If like me you are a .Net developer and have written some Streaming jobs it is not immediately obvious how one can do any reporting. However if you dig through the Streaming Documentation you will come across this in the FAQs:

  • How do I update counters in streaming applications? A streaming process can use the stderr to emit counter information.reporter:counter:<group>,<counter>,<amount> should be sent to stderr to update the counter.

  • How do I update status in streaming applications? A streaming process can use the stderr to emit status information. To set a status, reporter:status:<message> should be sent to stderr.

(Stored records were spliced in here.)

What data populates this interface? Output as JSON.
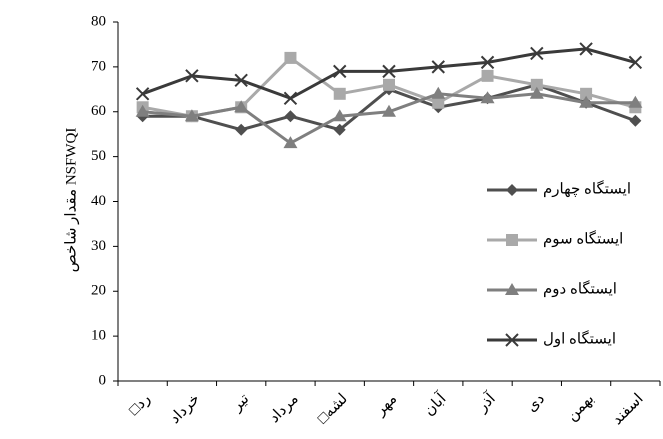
{
  "chart_data": {
    "type": "line",
    "y_label": "مقدار شاخص NSFWQI",
    "categories": [
      "□رد",
      "خرداد",
      "تیر",
      "مرداد",
      "□لشه",
      "مهر",
      "آبان",
      "آذر",
      "دی",
      "بهمن",
      "اسفند"
    ],
    "series": [
      {
        "name": "ایستگاه چهارم",
        "color": "#4f4f4f",
        "marker": "diamond",
        "values": [
          59,
          59,
          56,
          59,
          56,
          65,
          61,
          63,
          66,
          62,
          58
        ]
      },
      {
        "name": "ایستگاه سوم",
        "color": "#a9a9a9",
        "marker": "square",
        "values": [
          61,
          59,
          61,
          72,
          64,
          66,
          62,
          68,
          66,
          64,
          61
        ]
      },
      {
        "name": "ایستگاه دوم",
        "color": "#7f7f7f",
        "marker": "triangle",
        "values": [
          60,
          59,
          61,
          53,
          59,
          60,
          64,
          63,
          64,
          62,
          62
        ]
      },
      {
        "name": "ایستگاه اول",
        "color": "#3a3a3a",
        "marker": "x",
        "values": [
          64,
          68,
          67,
          63,
          69,
          69,
          70,
          71,
          73,
          74,
          71
        ]
      }
    ],
    "ylim": [
      0,
      80
    ],
    "yticks": [
      0,
      10,
      20,
      30,
      40,
      50,
      60,
      70,
      80
    ],
    "legend": "right"
  }
}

So this does provide an easy mechanism to provide feedback from a running streaming job.

If you take my last binary streaming post, in running the code one has no idea of how many Microsoft Word, PDF, or Unknown documents have been processed.

Thus using the counter output format, one can define a simple counterReporter function:

let counterReporter docType =
    stderr.WriteLine (sprintf "reporter:counter:Documents Processed,%s,1" docType)

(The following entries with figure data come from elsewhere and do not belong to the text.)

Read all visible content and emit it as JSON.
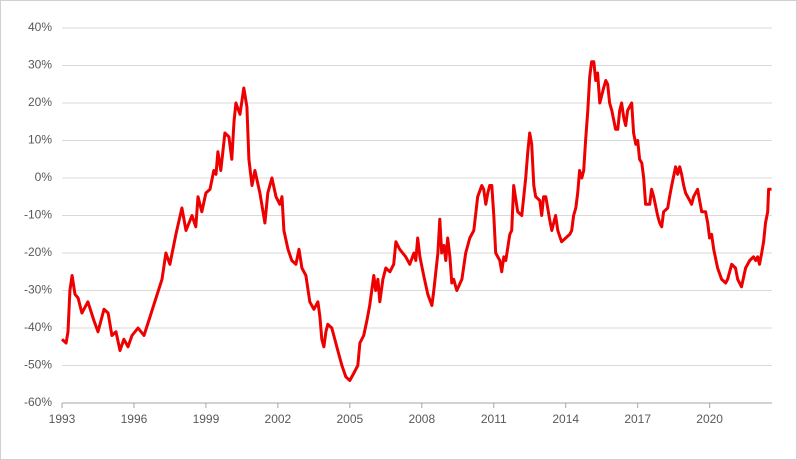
{
  "chart_data": {
    "type": "line",
    "x": [
      1993.0,
      1993.17,
      1993.25,
      1993.33,
      1993.42,
      1993.54,
      1993.67,
      1993.83,
      1994.08,
      1994.33,
      1994.5,
      1994.75,
      1994.92,
      1995.08,
      1995.25,
      1995.42,
      1995.58,
      1995.75,
      1995.92,
      1996.17,
      1996.42,
      1996.67,
      1996.92,
      1997.17,
      1997.33,
      1997.5,
      1997.75,
      1998,
      1998.17,
      1998.42,
      1998.58,
      1998.67,
      1998.83,
      1999,
      1999.17,
      1999.33,
      1999.42,
      1999.5,
      1999.62,
      1999.79,
      1999.96,
      2000.08,
      2000.17,
      2000.25,
      2000.42,
      2000.58,
      2000.71,
      2000.79,
      2000.92,
      2001.04,
      2001.25,
      2001.46,
      2001.58,
      2001.75,
      2001.92,
      2002.08,
      2002.17,
      2002.25,
      2002.42,
      2002.58,
      2002.75,
      2002.88,
      2003,
      2003.17,
      2003.33,
      2003.5,
      2003.67,
      2003.75,
      2003.83,
      2003.92,
      2004,
      2004.08,
      2004.25,
      2004.33,
      2004.5,
      2004.67,
      2004.83,
      2005,
      2005.17,
      2005.33,
      2005.42,
      2005.58,
      2005.71,
      2005.83,
      2006,
      2006.08,
      2006.17,
      2006.25,
      2006.38,
      2006.5,
      2006.67,
      2006.83,
      2006.92,
      2007.08,
      2007.33,
      2007.5,
      2007.67,
      2007.75,
      2007.83,
      2007.92,
      2008.08,
      2008.25,
      2008.42,
      2008.5,
      2008.67,
      2008.75,
      2008.83,
      2008.92,
      2009,
      2009.08,
      2009.17,
      2009.25,
      2009.33,
      2009.46,
      2009.67,
      2009.83,
      2010,
      2010.17,
      2010.33,
      2010.5,
      2010.58,
      2010.67,
      2010.75,
      2010.83,
      2010.92,
      2011,
      2011.08,
      2011.25,
      2011.33,
      2011.42,
      2011.5,
      2011.67,
      2011.75,
      2011.83,
      2012,
      2012.17,
      2012.33,
      2012.42,
      2012.5,
      2012.58,
      2012.67,
      2012.75,
      2012.92,
      2013,
      2013.08,
      2013.17,
      2013.33,
      2013.42,
      2013.5,
      2013.58,
      2013.67,
      2013.83,
      2014,
      2014.17,
      2014.25,
      2014.33,
      2014.42,
      2014.5,
      2014.58,
      2014.67,
      2014.75,
      2014.83,
      2014.92,
      2015,
      2015.08,
      2015.17,
      2015.25,
      2015.33,
      2015.42,
      2015.58,
      2015.67,
      2015.75,
      2015.83,
      2015.92,
      2016.08,
      2016.17,
      2016.25,
      2016.33,
      2016.42,
      2016.5,
      2016.58,
      2016.75,
      2016.83,
      2016.92,
      2017,
      2017.08,
      2017.17,
      2017.25,
      2017.33,
      2017.5,
      2017.58,
      2017.67,
      2017.83,
      2017.92,
      2018,
      2018.08,
      2018.25,
      2018.33,
      2018.42,
      2018.58,
      2018.67,
      2018.75,
      2018.83,
      2018.92,
      2019,
      2019.17,
      2019.25,
      2019.33,
      2019.5,
      2019.58,
      2019.67,
      2019.83,
      2019.92,
      2020,
      2020.08,
      2020.17,
      2020.33,
      2020.5,
      2020.67,
      2020.75,
      2020.92,
      2021.08,
      2021.17,
      2021.33,
      2021.5,
      2021.67,
      2021.83,
      2021.92,
      2022,
      2022.08,
      2022.17,
      2022.25,
      2022.33,
      2022.42,
      2022.46,
      2022.58
    ],
    "values": [
      -43,
      -44,
      -41,
      -30,
      -26,
      -31,
      -32,
      -36,
      -33,
      -38,
      -41,
      -35,
      -36,
      -42,
      -41,
      -46,
      -43,
      -45,
      -42,
      -40,
      -42,
      -37,
      -32,
      -27,
      -20,
      -23,
      -15,
      -8,
      -14,
      -10,
      -13,
      -5,
      -9,
      -4,
      -3,
      2,
      1,
      7,
      2,
      12,
      11,
      5,
      15,
      20,
      17,
      24,
      19,
      5,
      -2,
      2,
      -4,
      -12,
      -4,
      0,
      -5,
      -7,
      -5,
      -14,
      -19,
      -22,
      -23,
      -19,
      -24,
      -26,
      -33,
      -35,
      -33,
      -37,
      -43,
      -45,
      -41,
      -39,
      -40,
      -42,
      -46,
      -50,
      -53,
      -54,
      -52,
      -50,
      -44,
      -42,
      -38,
      -34,
      -26,
      -30,
      -27,
      -33,
      -27,
      -24,
      -25,
      -23,
      -17,
      -19,
      -21,
      -23,
      -20,
      -22,
      -16,
      -21,
      -26,
      -31,
      -34,
      -30,
      -20,
      -11,
      -20,
      -18,
      -22,
      -16,
      -21,
      -28,
      -27,
      -30,
      -27,
      -20,
      -16,
      -14,
      -5,
      -2,
      -3,
      -7,
      -4,
      -2,
      -2,
      -10,
      -20,
      -22,
      -25,
      -21,
      -22,
      -15,
      -14,
      -2,
      -9,
      -10,
      0,
      7,
      12,
      9,
      -2,
      -5,
      -6,
      -10,
      -5,
      -5,
      -11,
      -14,
      -12,
      -10,
      -14,
      -17,
      -16,
      -15,
      -14,
      -10,
      -8,
      -4,
      2,
      0,
      2,
      10,
      18,
      27,
      31,
      31,
      26,
      28,
      20,
      24,
      26,
      25,
      20,
      18,
      13,
      13,
      18,
      20,
      16,
      14,
      18,
      20,
      12,
      9,
      10,
      5,
      4,
      0,
      -7,
      -7,
      -3,
      -5,
      -10,
      -12,
      -13,
      -9,
      -8,
      -5,
      -2,
      3,
      1,
      3,
      1,
      -2,
      -4,
      -6,
      -7,
      -5,
      -3,
      -6,
      -9,
      -9,
      -12,
      -16,
      -15,
      -19,
      -24,
      -27,
      -28,
      -27,
      -23,
      -24,
      -27,
      -29,
      -24,
      -22,
      -21,
      -22,
      -21,
      -23,
      -20,
      -17,
      -12,
      -9,
      -3,
      -3
    ],
    "color": "#ee0000",
    "xlim": [
      1993,
      2022.6
    ],
    "xticks": [
      1993,
      1996,
      1999,
      2002,
      2005,
      2008,
      2011,
      2014,
      2017,
      2020
    ],
    "ylim": [
      -60,
      40
    ],
    "yticks": [
      {
        "value": -60,
        "label": "-60%"
      },
      {
        "value": -50,
        "label": "-50%"
      },
      {
        "value": -40,
        "label": "-40%"
      },
      {
        "value": -30,
        "label": "-30%"
      },
      {
        "value": -20,
        "label": "-20%"
      },
      {
        "value": -10,
        "label": "-10%"
      },
      {
        "value": 0,
        "label": "0%"
      },
      {
        "value": 10,
        "label": "10%"
      },
      {
        "value": 20,
        "label": "20%"
      },
      {
        "value": 30,
        "label": "30%"
      },
      {
        "value": 40,
        "label": "40%"
      }
    ],
    "grid": true
  }
}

One can then easily report on documents processed using the following slight code modification:

match Path.GetExtension(filename) with
| WordDocument ->
    // Get access to the word processing document from the input stream
    use document = WordprocessingDocument.Open(reader, false)
    // Process the word document with the mapper
    OfficeWordPageMapper.Map document
    |> Seq.iter (fun value -> outputCollector value)        
    // close document
    document.Close()
    counterReporter "Word Document"
| PdfDocument ->
    // Get access to the pdf processing document from the input stream
    let document = new PdfReader(reader)
    // Process the word document with the mapper
    OfficePdfPageMapper.Map document
    |> Seq.iter (fun value -> outputCollector value)        
    // close document
    document.Close()
    counterReporter "PDF Document"
| UnsupportedDocument ->
    counterReporter "Unknown Document Type"
    ()

Thus we update the Group “Documents Processed”, with the document type, each time we process a document. Looking at the Hadoop job log we can now see:


Counter Map Reduce Total
Documents Processed PDF Document 1 0 1
Word Document 3 0 3
File Input Format Counters Bytes Read 2,003,157 0 2,003,157
Job Counters SLOTS_MILLIS_MAPS 0 0 28,925
Launched reduce tasks 0 0 1
Launched map tasks 0 0 4
Data-local map tasks 0 0 4
FileSystemCounters HDFS_BYTES_READ 2,003,620 0 2,003,620
FILE_BYTES_WRITTEN 90,354 0 90,354
Map-Reduce Framework Map output materialized bytes 98 0 98
Combine output records 5 0 5
Map input records 4 0 4
Spilled Records 5 0 5
Map output bytes 64 0 64
Map input bytes 2,003,157 0 2,003,157
SPLIT_RAW_BYTES 463 0 463
Map output records 5 0 5
Combine input records 5 0 5

All nice and easy.

If you want to do some error reporting the process is the same just with a different string format.